В школе меня редко называли Иосифом. Учителя чаще по фамилии. Сверстники по прозвищу – Захар. Пашка, мой сосед по дому и закадычный друг с самого раннего детства, называл Ёжиком. Имя Иосиф, и правда, в чём-то созвучно слову «ёжик». Ёжик – это ведь не кличка, это характеристика человека. А я ещё тогда напридумывал Пашке в отместку столько кличек, что сегодня, по прошествии многих лет, всех их и не упомню: Немец, доктор Шуля… Все они подходили к нему. Были, так сказать, симптоматичны. Кроме Шулера.

Я считал, что мне повезло. Захар – это ведь даже не кличка, не прозвище. Это тоже имя. А могли бы прозвать, например, Блохой. За мой малый рост и худобу. Ведь я родился в голодном сорок восьмом. Не в районном роддоме. И даже не в доме – в сырой землянке. Дом мой бедный однорукий отец с дядькой-инвалидом поставили только к концу пятьдесят третьего. На месте прежнего, сгоревшего в сорок втором.

Самая несправедливая, «несимптоматичной», как он сам говорил, из всех Пашкиных прозвищ была его кличка Шулер. Родилась она, как я думаю, от его фамилии Альтшуллер. Не улер с двумя буквами «л», от немецкого слова «улер», что означало «ученик», а – Шулер с одной «л». То есть «карточный мошенник» или просто «мошенник». Мошенником Павел не был, а в карты вообще не любил играть. Даже в подкидного дурака.

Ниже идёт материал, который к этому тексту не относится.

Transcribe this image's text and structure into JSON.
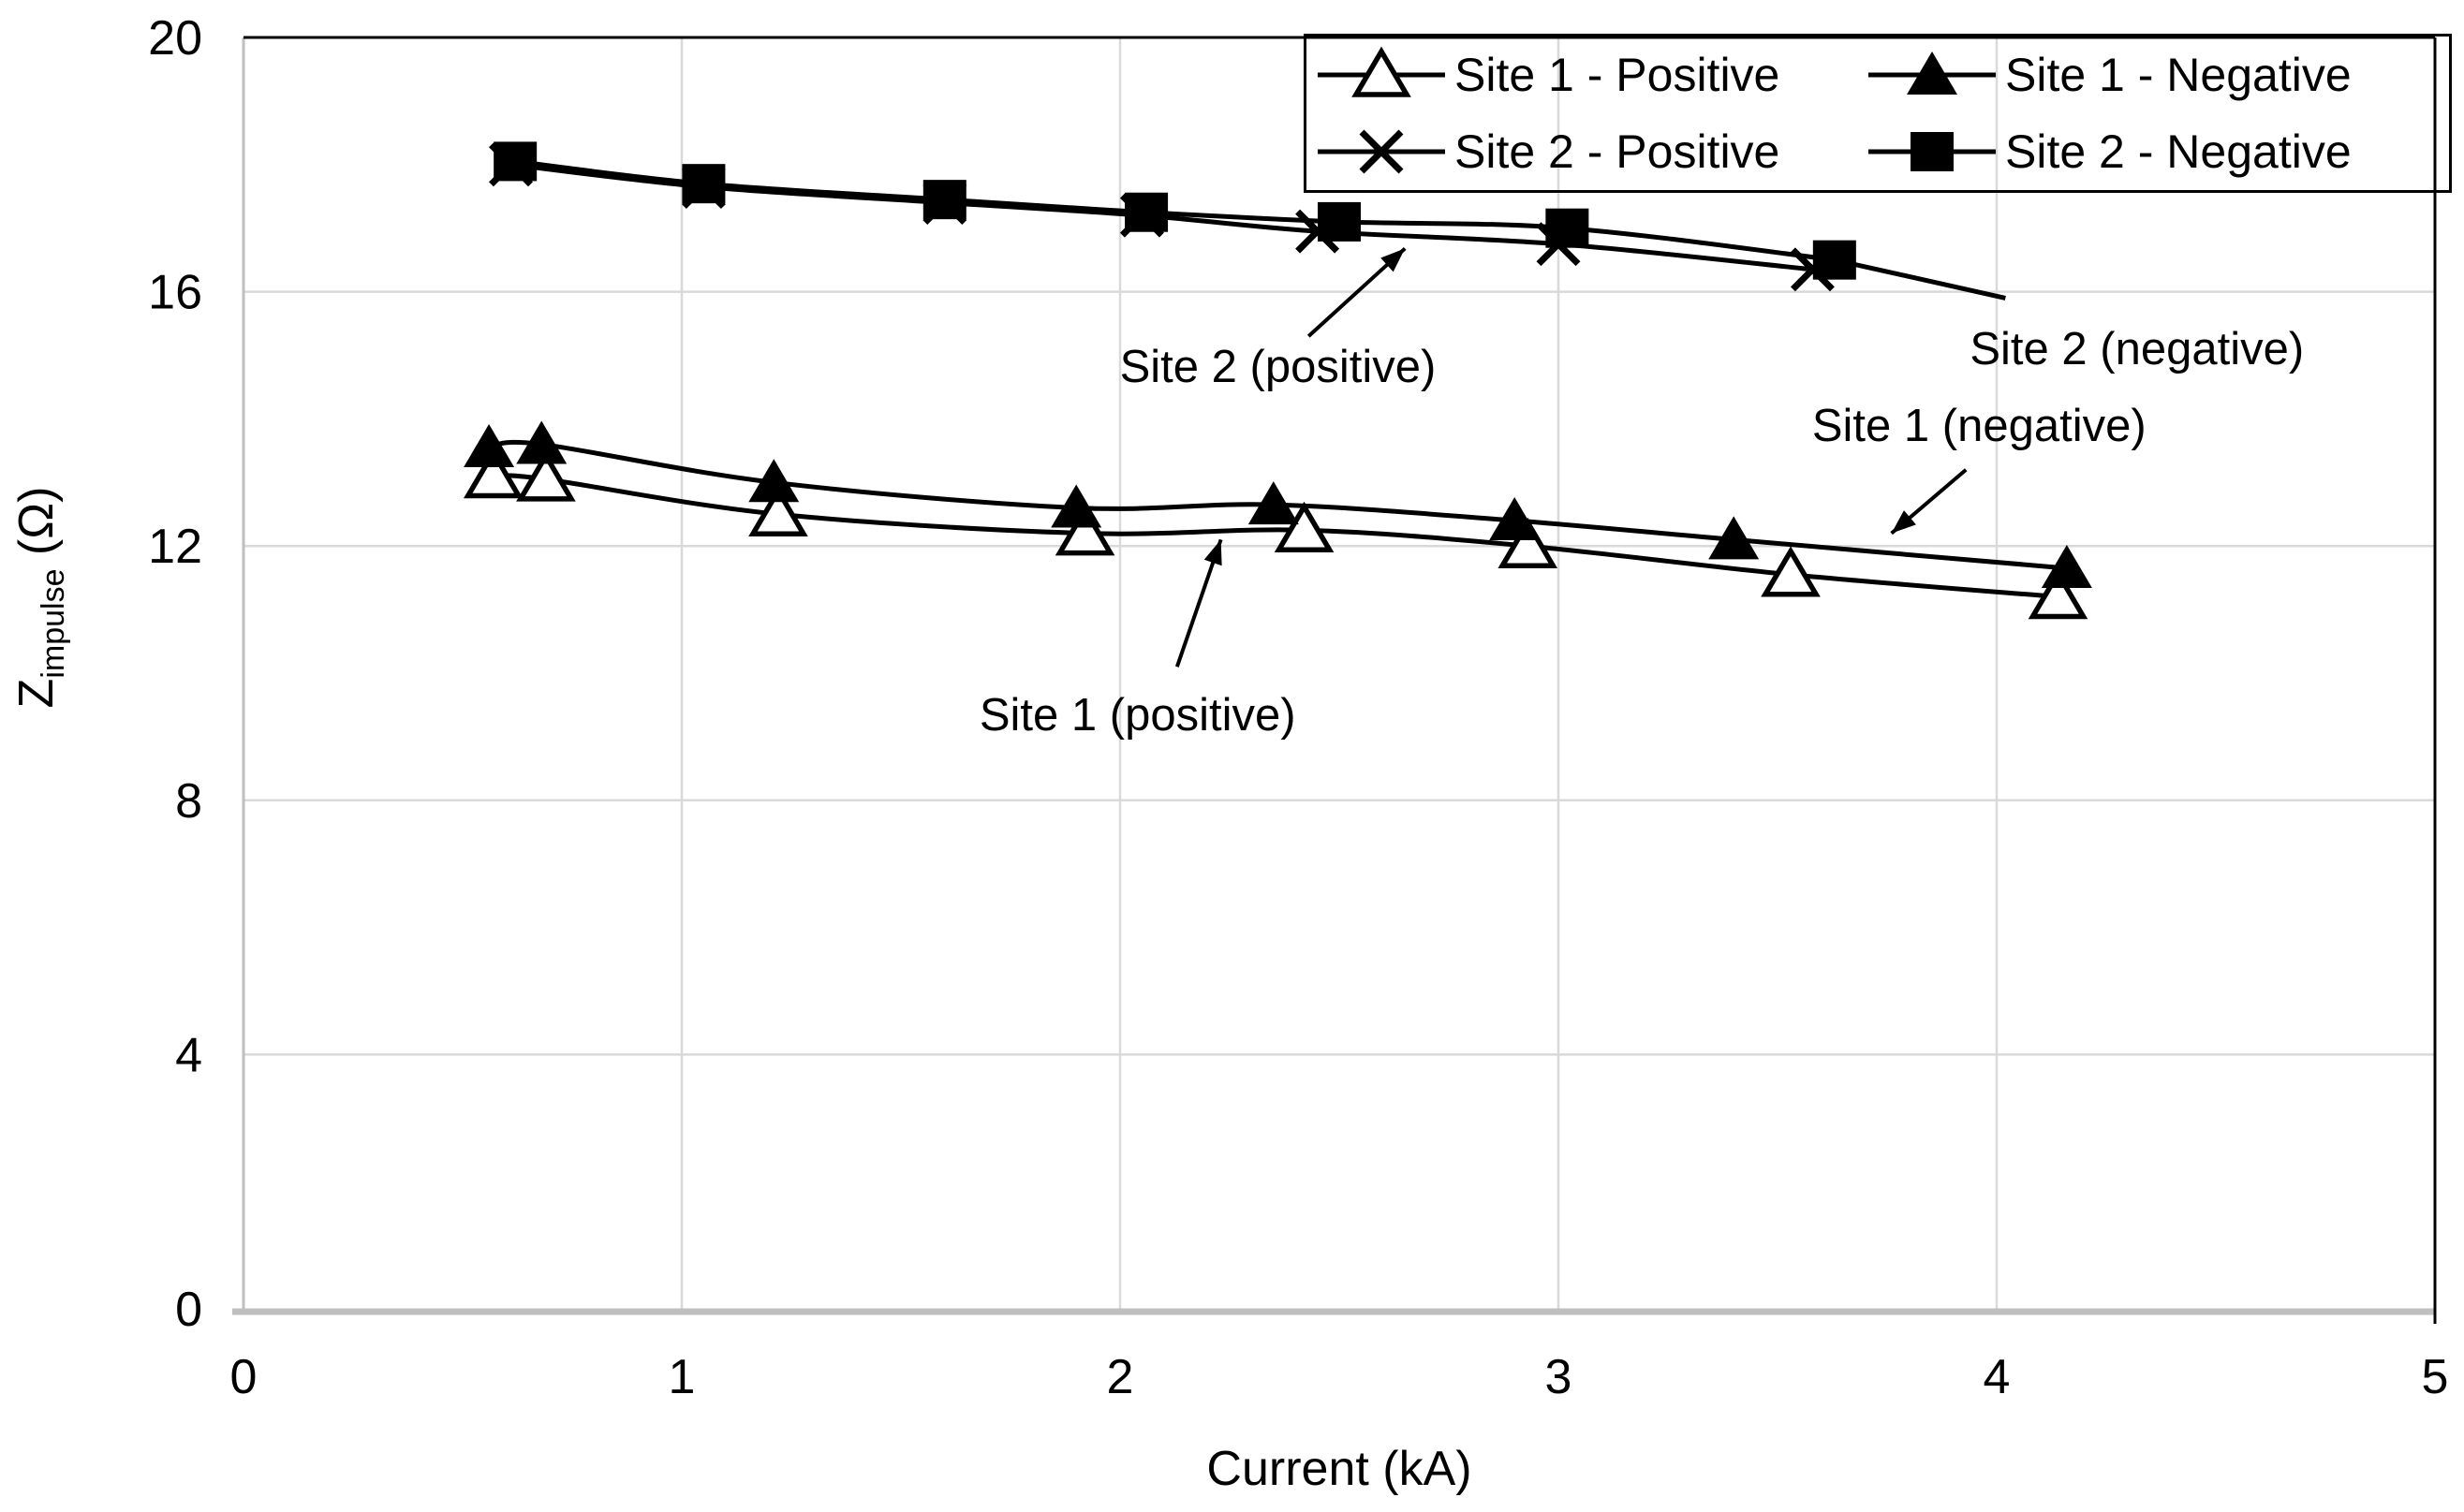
{
  "figure": {
    "background": "#ffffff",
    "line_color": "#000000",
    "grid_color": "#d9d9d9",
    "axis_color": "#bfbfbf",
    "border_color": "#000000",
    "text_color": "#000000"
  },
  "chart_data": {
    "type": "line",
    "title": "",
    "xlabel": "Current (kA)",
    "ylabel": "Z_impulse (Ω)",
    "ylabel_parts": {
      "main": "Z",
      "sub": "impulse",
      "suffix": " (Ω)"
    },
    "xlim": [
      0,
      5
    ],
    "ylim": [
      0,
      20
    ],
    "x_ticks": [
      0,
      1,
      2,
      3,
      4,
      5
    ],
    "y_ticks": [
      0,
      4,
      8,
      12,
      16,
      20
    ],
    "grid": true,
    "legend_position": "top-right",
    "series": [
      {
        "name": "Site 1 - Positive",
        "marker": "triangle-open",
        "x": [
          0.57,
          0.69,
          1.22,
          1.92,
          2.42,
          2.93,
          3.53,
          4.14
        ],
        "y": [
          13.1,
          13.05,
          12.5,
          12.2,
          12.25,
          12.0,
          11.55,
          11.2
        ]
      },
      {
        "name": "Site 1 - Negative",
        "marker": "triangle-filled",
        "x": [
          0.56,
          0.68,
          1.21,
          1.9,
          2.35,
          2.9,
          3.4,
          4.16
        ],
        "y": [
          13.55,
          13.6,
          13.0,
          12.6,
          12.65,
          12.4,
          12.1,
          11.65
        ]
      },
      {
        "name": "Site 2 - Positive",
        "marker": "x",
        "x": [
          0.61,
          1.05,
          1.6,
          2.05,
          2.45,
          3.0,
          3.58
        ],
        "y": [
          18.0,
          17.65,
          17.4,
          17.2,
          16.95,
          16.75,
          16.35
        ]
      },
      {
        "name": "Site 2 - Negative",
        "marker": "square-filled",
        "x": [
          0.62,
          1.05,
          1.6,
          2.06,
          2.5,
          3.02,
          3.63
        ],
        "y": [
          18.05,
          17.7,
          17.45,
          17.25,
          17.1,
          17.0,
          16.5
        ]
      }
    ],
    "annotations": [
      {
        "text": "Site 2 (positive)",
        "text_at": [
          2.36,
          14.8
        ],
        "arrow_from": [
          2.43,
          15.3
        ],
        "arrow_to": [
          2.65,
          16.68
        ],
        "arrowhead": true
      },
      {
        "text": "Site 1 (positive)",
        "text_at": [
          2.04,
          9.32
        ],
        "arrow_from": [
          2.13,
          10.1
        ],
        "arrow_to": [
          2.23,
          12.1
        ],
        "arrowhead": true
      },
      {
        "text": "Site 1 (negative)",
        "text_at": [
          3.96,
          13.88
        ],
        "arrow_from": [
          3.93,
          13.2
        ],
        "arrow_to": [
          3.76,
          12.2
        ],
        "arrowhead": true
      },
      {
        "text": "Site 2 (negative)",
        "text_at": [
          4.32,
          15.08
        ],
        "arrow_from": [
          3.63,
          16.5
        ],
        "arrow_to": [
          4.02,
          15.9
        ],
        "arrowhead": false
      }
    ]
  }
}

Мы учились в девятом классе, когда Пашкиного приёмного отца засадили в сумасшедший дом. Злые языки судачили, что известный всей аномальной зоне доктор, лечивший не одно поколение слободчан, с редким русским именем Фока, отчеством Лукич и немецкой фамилией Альтшуллер, съехал с катушек из-за чёрного пса, которого многие видели не только в посаде, пригороде Красной Слободы, но и в самом городе. Как-то заметили его даже у здания райкома партии, где стоял милиционер с наганом в кобуре на кожаном ремне.

Испуганные свидетели утверждали, что ужасная чёрная собака, – противоестественное существо, похожее на человека (руки, ноги, туловище, но шерстяная пёсья башка и чёрный язык, с которого капала кровь) возникало, как приведение, из огромной ямы в земле – заброшенного железорудного карьера. Наш учитель по физике, преподававший в силу дефицита в городе педагогических кадров русский язык и литературу, не верил суевериям и объяснял массовые видения тем, что мы живём в самом центре магнитной Аномалии, которую ещё до революции открыл академик Губкин. А, мол, на Аномалии с людьми всегда ненормальные вещи происходят. Ведь само слово «аномалия» с латыни переводится как «ненормальность».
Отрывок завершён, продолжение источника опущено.